Dos horas más tarde empezó a moverse, pues había notado el olor a café recién hecho. Notó además algo que lógicamente debía ser una alucinación. El aroma a pan fresco con queso y mantequilla.
—Siento tener que molestarte, Bäckström —dijo el vigilante mientras dejaba en el suelo una gran bandeja y se sentaba en la silla que había junto a la cama—, pero los fuguillas de los de narco dicen que tienen que salir con el nido. Al parecer, están vigilando a unos viejos enganchados de Rissne. Te he traído un café y unas tostadas, por si te apetece.

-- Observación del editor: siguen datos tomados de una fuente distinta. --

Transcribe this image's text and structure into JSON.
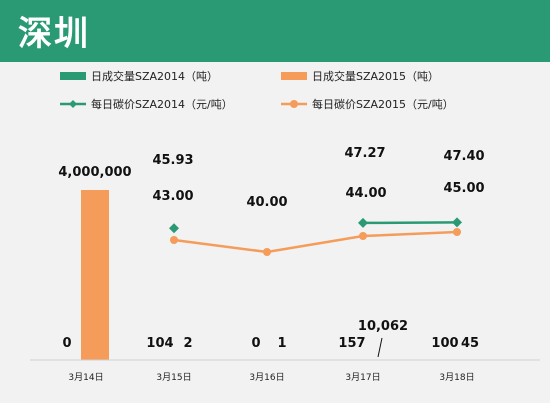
{
  "header": {
    "title": "深圳"
  },
  "colors": {
    "header_bg": "#2a9a74",
    "series_2014": "#2a9a74",
    "series_2015": "#f59c5a",
    "chart_bg": "#f2f2f2"
  },
  "chart_data": {
    "type": "bar",
    "title": "",
    "categories": [
      "3月14日",
      "3月15日",
      "3月16日",
      "3月17日",
      "3月18日"
    ],
    "bar_series": [
      {
        "name": "日成交量SZA2014（吨）",
        "values": [
          null,
          104,
          0,
          157,
          100
        ]
      },
      {
        "name": "日成交量SZA2015（吨）",
        "values": [
          4000000,
          2,
          1,
          10062,
          45
        ]
      }
    ],
    "line_series": [
      {
        "name": "每日碳价SZA2014（元/吨）",
        "values": [
          null,
          45.93,
          null,
          47.27,
          47.4
        ]
      },
      {
        "name": "每日碳价SZA2015（元/吨）",
        "values": [
          null,
          43.0,
          40.0,
          44.0,
          45.0
        ]
      }
    ],
    "bar_labels": {
      "s2014": [
        "",
        "104",
        "0",
        "157",
        "100"
      ],
      "s2015": [
        "4,000,000",
        "2",
        "1",
        "10,062",
        "45"
      ],
      "extra_zero": "0"
    },
    "line_labels": {
      "s2014": [
        "",
        "45.93",
        "",
        "47.27",
        "47.40"
      ],
      "s2015": [
        "",
        "43.00",
        "40.00",
        "44.00",
        "45.00"
      ]
    },
    "legend_position": "top",
    "grid": false
  }
}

Dos grandes tazas de café con leche abundante, dos bollitos con queso, y sin darse ni cuenta. Luego le dio las gracias a su salvador, a punto estuvo de abrazarlo, pero se contuvo en el último momento, y se contentó con un viril apretón de manos y una palmada en la espalda.
Bajó al gimnasio, se duchó, se puso una camisa hawaiana limpia que tenía guardada en un cajón de su despacho y a las nueve y media de la mañana, ya estaba el comisario Bäckström detrás de su escritorio de la policía judicial de Solna. Por primera vez en dos días enteros, se sentía como una persona, al menos a medias.